Antifas - bitte lächeln!

Mit Knarre und Fotokamera: Nazis legen systematisch "Feindkarteien" an

Als zur Jahreswende 1993/94 die Anti-Antifa-Broschüre Der Einblick erschien, in der mehrere hundert Namen und Anschriften von AntifaschistInnen, GewerkschafterInnen, JournalistInnen und anderen den Neonazis mißliebigen Personen veröffentlicht wurden, war der Aufschrei in Medien und Öffentlichkeit groß. Bis dahin hatte die seit 1992 verstärkt betriebene Anti-Antifa-Arbeit gegen die "Inländerfeinde", wie die Neonazis ihr Feindbild bezeichnen, kaum Beachtung gefunden. Auch nach dem Urteil gegen die Einblick-Macher kehrte schnell wieder Ruhe ein. Doch die Arbeit der rechtsextremen Möchtegern-Spione ging weiter. Zwar wird von der öffentlichen Verbreitung von "Feinddaten", wie beispielsweise in Szene-Postillen der extremen Rechten, nur noch selten Gebrauch gemacht, da dies strafrechtlich verfolgt werden könnte. Eifrig gesammelt und ausgetauscht wird aber nach wie vor. So speiste beispielsweise der mittlerweile verstorbene Kader der Sauerländer Aktionsfront, Andree Zimmermann, über lange Zeit regelmäßig Daten von politischen Gegnern in den neonazistischen Mailbox-Verbund "Thule-Netz" ein. Mit dem Aufschwung des rechtsextremen Lagers in den vergangenen Monaten scheint die Arbeit auf diesem Gebiet sogar noch verstärkt worden zu sein.
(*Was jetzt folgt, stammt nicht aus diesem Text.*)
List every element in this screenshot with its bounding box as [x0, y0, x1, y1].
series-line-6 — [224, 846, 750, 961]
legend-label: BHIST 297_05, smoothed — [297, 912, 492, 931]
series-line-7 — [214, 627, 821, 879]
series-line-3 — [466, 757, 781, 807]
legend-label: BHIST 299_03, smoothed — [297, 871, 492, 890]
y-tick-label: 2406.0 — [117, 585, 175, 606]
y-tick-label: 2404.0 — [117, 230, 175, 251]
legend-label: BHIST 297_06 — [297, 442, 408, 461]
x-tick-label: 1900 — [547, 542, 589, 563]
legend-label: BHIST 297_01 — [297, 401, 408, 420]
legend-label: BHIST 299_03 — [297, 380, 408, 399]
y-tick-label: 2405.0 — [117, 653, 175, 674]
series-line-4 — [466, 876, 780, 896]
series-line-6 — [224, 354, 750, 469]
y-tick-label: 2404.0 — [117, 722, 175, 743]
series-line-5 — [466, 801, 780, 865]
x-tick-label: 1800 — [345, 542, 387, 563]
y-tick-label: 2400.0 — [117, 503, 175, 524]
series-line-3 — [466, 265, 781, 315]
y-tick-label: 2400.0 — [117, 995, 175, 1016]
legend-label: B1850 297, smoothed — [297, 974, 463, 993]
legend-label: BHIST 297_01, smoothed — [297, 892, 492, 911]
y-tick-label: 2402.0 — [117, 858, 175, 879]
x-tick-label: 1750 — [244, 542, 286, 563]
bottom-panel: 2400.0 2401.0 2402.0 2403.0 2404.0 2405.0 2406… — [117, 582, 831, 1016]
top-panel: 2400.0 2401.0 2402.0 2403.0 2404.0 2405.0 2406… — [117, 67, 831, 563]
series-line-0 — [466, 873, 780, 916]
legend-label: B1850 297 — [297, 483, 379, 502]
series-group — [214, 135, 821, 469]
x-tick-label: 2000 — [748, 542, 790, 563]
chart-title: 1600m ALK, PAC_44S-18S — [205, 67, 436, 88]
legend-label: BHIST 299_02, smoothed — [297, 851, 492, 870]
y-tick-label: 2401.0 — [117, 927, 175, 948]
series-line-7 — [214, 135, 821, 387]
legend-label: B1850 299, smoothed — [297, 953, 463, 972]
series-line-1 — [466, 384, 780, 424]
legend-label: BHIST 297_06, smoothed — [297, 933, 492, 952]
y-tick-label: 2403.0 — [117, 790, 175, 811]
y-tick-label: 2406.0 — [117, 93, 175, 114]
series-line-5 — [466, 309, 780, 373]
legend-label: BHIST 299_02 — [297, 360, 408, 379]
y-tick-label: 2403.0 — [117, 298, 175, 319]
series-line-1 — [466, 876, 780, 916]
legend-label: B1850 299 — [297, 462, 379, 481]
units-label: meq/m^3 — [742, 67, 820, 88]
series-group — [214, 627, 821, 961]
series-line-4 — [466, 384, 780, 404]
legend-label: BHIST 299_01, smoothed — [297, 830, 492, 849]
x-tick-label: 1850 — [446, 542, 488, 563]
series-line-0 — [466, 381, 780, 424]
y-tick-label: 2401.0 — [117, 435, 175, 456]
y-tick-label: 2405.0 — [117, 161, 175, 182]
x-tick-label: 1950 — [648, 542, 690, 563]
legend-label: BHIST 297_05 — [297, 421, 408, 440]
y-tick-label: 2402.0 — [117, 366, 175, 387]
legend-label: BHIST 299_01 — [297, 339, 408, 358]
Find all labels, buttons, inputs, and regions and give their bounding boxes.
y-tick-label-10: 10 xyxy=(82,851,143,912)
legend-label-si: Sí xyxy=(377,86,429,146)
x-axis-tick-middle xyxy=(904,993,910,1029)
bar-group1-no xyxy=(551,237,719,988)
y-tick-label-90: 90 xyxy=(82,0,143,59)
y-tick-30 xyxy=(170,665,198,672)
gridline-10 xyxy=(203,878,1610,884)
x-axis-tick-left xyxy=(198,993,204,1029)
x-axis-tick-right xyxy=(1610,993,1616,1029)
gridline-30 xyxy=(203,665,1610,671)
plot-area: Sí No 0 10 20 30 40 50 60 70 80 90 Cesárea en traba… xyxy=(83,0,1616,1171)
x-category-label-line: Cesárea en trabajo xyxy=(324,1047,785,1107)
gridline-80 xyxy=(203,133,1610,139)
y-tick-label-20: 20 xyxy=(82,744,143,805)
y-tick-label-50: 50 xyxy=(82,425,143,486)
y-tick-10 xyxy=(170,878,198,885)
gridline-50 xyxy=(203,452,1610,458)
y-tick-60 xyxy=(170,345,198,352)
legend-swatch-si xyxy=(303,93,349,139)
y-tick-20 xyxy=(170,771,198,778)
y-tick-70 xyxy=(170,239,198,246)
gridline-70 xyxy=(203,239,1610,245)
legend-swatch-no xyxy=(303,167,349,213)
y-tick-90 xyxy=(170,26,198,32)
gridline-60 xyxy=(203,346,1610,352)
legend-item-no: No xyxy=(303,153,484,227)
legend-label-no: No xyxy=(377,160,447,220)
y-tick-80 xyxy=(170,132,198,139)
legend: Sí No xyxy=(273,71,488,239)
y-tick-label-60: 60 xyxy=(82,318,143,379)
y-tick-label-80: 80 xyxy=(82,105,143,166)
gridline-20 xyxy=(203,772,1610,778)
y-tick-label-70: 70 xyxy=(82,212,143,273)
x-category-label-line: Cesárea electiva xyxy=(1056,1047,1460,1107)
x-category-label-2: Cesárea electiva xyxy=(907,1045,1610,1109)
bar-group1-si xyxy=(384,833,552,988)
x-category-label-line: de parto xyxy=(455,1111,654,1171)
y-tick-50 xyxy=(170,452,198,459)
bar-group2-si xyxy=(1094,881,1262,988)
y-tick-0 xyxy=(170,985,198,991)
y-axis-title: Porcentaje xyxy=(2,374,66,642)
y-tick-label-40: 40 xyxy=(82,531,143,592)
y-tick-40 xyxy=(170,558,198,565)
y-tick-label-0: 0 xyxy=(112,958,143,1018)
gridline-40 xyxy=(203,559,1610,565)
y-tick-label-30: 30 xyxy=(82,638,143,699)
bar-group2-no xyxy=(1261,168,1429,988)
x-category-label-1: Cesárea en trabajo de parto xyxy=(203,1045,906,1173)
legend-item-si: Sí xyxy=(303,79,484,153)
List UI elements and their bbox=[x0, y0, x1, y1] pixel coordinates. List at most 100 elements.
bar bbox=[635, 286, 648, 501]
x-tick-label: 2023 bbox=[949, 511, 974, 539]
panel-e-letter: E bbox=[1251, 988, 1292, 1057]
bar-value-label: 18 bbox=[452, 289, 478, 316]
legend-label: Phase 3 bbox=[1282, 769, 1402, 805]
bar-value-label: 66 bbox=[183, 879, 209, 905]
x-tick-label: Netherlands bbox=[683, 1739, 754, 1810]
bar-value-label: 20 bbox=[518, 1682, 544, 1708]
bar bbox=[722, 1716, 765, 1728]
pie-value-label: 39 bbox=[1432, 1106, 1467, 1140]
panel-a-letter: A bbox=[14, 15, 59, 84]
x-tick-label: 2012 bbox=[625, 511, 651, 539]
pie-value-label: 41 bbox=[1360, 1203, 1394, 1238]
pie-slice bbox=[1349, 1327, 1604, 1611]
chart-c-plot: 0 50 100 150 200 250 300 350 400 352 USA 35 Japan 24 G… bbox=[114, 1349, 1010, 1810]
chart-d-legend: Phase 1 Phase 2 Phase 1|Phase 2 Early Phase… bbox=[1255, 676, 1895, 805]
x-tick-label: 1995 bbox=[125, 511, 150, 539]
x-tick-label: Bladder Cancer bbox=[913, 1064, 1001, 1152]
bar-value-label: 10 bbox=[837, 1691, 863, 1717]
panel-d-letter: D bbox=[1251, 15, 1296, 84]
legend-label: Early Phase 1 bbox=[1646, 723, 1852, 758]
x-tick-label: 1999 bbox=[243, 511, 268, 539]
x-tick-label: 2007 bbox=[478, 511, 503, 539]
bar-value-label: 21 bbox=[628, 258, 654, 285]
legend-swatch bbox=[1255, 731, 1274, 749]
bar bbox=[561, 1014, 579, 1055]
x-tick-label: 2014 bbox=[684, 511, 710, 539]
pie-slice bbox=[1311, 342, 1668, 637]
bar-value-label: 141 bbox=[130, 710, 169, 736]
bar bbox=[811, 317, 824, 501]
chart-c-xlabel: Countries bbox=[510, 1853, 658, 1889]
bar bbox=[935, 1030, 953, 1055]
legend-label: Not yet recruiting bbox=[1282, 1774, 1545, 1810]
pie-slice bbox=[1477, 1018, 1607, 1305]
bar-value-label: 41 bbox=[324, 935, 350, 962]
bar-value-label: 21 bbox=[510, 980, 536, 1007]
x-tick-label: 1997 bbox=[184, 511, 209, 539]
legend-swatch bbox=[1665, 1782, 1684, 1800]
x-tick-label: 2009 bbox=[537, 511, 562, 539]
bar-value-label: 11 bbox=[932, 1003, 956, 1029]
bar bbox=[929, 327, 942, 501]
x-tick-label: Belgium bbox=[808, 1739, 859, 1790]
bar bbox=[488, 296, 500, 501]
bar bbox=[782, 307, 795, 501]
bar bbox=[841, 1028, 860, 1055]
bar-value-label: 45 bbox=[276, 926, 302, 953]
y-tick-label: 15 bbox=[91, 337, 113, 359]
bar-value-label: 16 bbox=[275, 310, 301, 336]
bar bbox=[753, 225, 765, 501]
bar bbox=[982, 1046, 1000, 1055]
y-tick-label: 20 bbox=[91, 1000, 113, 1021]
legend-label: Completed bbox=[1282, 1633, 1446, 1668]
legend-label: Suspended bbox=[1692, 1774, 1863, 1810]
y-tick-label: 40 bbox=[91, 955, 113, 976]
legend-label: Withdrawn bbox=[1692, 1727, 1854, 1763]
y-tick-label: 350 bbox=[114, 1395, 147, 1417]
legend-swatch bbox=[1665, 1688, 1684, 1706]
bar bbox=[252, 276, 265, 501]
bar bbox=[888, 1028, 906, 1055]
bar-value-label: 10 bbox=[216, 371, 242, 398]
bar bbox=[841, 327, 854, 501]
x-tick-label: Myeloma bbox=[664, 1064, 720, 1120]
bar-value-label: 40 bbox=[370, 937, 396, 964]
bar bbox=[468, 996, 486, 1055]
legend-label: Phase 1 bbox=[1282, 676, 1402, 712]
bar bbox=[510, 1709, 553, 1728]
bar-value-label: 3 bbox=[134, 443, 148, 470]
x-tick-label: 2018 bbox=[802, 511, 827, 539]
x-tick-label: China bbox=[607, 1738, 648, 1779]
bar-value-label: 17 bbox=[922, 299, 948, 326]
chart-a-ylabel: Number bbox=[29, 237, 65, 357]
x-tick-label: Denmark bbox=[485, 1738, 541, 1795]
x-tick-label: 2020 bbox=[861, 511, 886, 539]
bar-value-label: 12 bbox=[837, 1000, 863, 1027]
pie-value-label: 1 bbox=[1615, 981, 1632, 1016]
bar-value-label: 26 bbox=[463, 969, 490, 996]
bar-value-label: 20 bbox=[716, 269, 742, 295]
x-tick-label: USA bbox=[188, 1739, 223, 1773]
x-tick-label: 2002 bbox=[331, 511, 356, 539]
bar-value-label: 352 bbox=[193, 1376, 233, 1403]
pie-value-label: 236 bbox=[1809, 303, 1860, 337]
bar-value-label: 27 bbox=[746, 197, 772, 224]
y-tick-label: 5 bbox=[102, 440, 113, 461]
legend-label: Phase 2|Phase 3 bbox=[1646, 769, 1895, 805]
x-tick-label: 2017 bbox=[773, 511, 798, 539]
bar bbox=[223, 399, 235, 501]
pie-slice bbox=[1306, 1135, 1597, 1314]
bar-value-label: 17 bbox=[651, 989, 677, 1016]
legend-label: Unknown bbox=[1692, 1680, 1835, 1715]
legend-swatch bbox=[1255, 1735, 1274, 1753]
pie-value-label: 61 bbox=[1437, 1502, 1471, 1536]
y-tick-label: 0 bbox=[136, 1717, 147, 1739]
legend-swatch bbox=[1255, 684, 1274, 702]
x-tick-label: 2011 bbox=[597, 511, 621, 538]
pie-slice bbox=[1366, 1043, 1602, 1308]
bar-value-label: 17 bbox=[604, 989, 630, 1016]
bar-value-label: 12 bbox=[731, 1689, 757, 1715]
Als lediglich ein Fall in einer Reihe von rechtsextremen Überfällen im Zusammenhang mit Anti-Antifa-Aktivitäten entpuppte sich mittlerweile der Angriff auf einen polnischen Studenten in Frankfurt/Oder Mitte März. Dem in einer antifaschistischen Gruppe aktiven Studenten war von zwei stadtbekannten Neonazis auf offener Straße eine Gaspistole an den Kopf gehalten worden. Nachdem die beiden Rechtsextremisten den Bedrohten aus drei Perspektiven fotografiert hatten, verabschiedeten sie sich mit den Worten "Grüße von der Anti-Antifa". Dieses Vorgehen scheint bei Frankfurter Neonazis System zu haben. Nach Aussagen von AntifaschistInnen aus der Oderstadt ist es in den vergangenen Wochen zu etwa einem Dutzend Überfälle dieser Art gekommen. Betroffen waren nach Angaben einer Sprecherin des "Bündnisses gegen die JN" neben Punks und anderen augenscheinlich linken Jugendlichen auch aktive AntifaschistInnen. Der letzte bekanntgewordene Vorfall ereignete sich in der Osterwoche: Vier AntifaschistInnen, die sich in der Nähe eines linken Jugendclubs aufhielten, wurden zunächst von mehreren Neonazis bedroht. Als ein Polizeiwagen eintraf, zückte einer der Rechten einen Fotoapparat und lichtete die linken Jugendlichen vor den Augen der Polizei ab. Beteiligt an diesem Überfall war unter anderem der JN-Kader und Spitzenkandidat der NPD-Landesliste Jörg Hähnel.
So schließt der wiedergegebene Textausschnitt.